Back up at the castle, the Beast is brooding over the empass he's at with Belle when Mrs. Potts and her youngest son, Chip arrive with his tea; Mrs. Potts tries to help him with his problems--he insists that Belle will never see past his beastial exterior, which Mrs. Potts insists that he just has to let her see past all of that and see him for something other then that; he then insists that Belle rightly thinks he's rude. He admits that he does want to go the supper (but cannot remember the whole title), and that he would have said yes if only... but then stops there and tries to dismiss the whole situation as too humiliating. Mrs. Potts vise-versa insists that if he does want to go to the supper then he should just talk to Belle and clear the air before it just gets more confusing.

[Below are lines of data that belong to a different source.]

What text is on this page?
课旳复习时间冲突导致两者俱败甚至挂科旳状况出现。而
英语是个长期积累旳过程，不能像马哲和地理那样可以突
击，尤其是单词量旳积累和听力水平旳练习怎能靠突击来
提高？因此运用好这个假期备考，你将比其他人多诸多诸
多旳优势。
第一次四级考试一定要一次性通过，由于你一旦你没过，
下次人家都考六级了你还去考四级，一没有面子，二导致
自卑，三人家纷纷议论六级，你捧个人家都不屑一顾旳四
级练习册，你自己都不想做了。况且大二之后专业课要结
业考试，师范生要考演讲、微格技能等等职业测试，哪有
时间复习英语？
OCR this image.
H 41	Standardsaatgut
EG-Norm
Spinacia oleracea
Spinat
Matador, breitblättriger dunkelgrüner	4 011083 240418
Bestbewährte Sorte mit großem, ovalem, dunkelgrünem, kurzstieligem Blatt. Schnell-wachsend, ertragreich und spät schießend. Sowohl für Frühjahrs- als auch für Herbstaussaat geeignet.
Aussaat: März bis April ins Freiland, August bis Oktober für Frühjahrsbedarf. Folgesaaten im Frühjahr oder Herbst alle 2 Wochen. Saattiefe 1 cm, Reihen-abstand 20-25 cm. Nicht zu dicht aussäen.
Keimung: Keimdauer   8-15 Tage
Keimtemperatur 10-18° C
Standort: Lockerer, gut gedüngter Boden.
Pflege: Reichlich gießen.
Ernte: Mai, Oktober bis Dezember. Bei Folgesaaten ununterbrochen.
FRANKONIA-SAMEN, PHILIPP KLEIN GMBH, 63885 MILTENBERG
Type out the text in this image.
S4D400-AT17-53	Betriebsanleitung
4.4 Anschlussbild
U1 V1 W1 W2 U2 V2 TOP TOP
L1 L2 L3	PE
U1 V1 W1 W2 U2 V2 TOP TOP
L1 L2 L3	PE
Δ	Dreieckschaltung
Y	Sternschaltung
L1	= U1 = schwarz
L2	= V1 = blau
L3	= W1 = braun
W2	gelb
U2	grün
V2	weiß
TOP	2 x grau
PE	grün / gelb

Soon afterwards, the Beast finds Belle in the library looking for a new book to read; the Beast expresses concern about her being up so high on a ladder, and Belle insists that the ladder's alright. The Beast then brings up the topic of the supper, admitting that he does want to go, that he would have accepted the invitation--except that he didn't know that it was an invitation--reluctantly admitting that he has forgotten how to read for quite some time. Belle points out that he could have just told her that in the first place, and the Beast also admits that he's ashamed to tell anyone; and Belle offers to help his re-learn how to read, and the Beast agrees.
That night, the "spectacular, starlight, star-filled, shimmering, spellbinding splendid supper" takes place, and the Beast also invites Belle outside to watch the stars from on the balcony. The sight of the Beast and Belle together out on the balcony has the staff feeling optimistic about the two of them falling in love.
- The solicitation preview for this issue in the prior issue briefly hints at Gaston having to fight a bear, when it notes that Gaston can't bear to have Belle ignore him with the word "Bear" being given in italics.
- This issue implies that, had Belle learned of Gaston's scaling the mountain, and had Gaston succeeded in actually defeating and killing the bear, Belle actually would have fallen for him--or, at-least, that's what Gaston and the Bimbettes just assumed what would happen.
- The final panel has the servants briefly singing the final lyrics of "Beauty and the Beast"
- In the ending of the village side story, LeFou suggests that Gaston get Belle a teddy bear. This is anachronistic as Teddy Bears weren't invented until the 20th century, barely a century after the events of the franchise (being late 18th century according to Glen Keane), and were specifically named after the United States President Theodore "Teddy" Roosevelt due to an incident where he refused to kill a black bear during a hunting trip.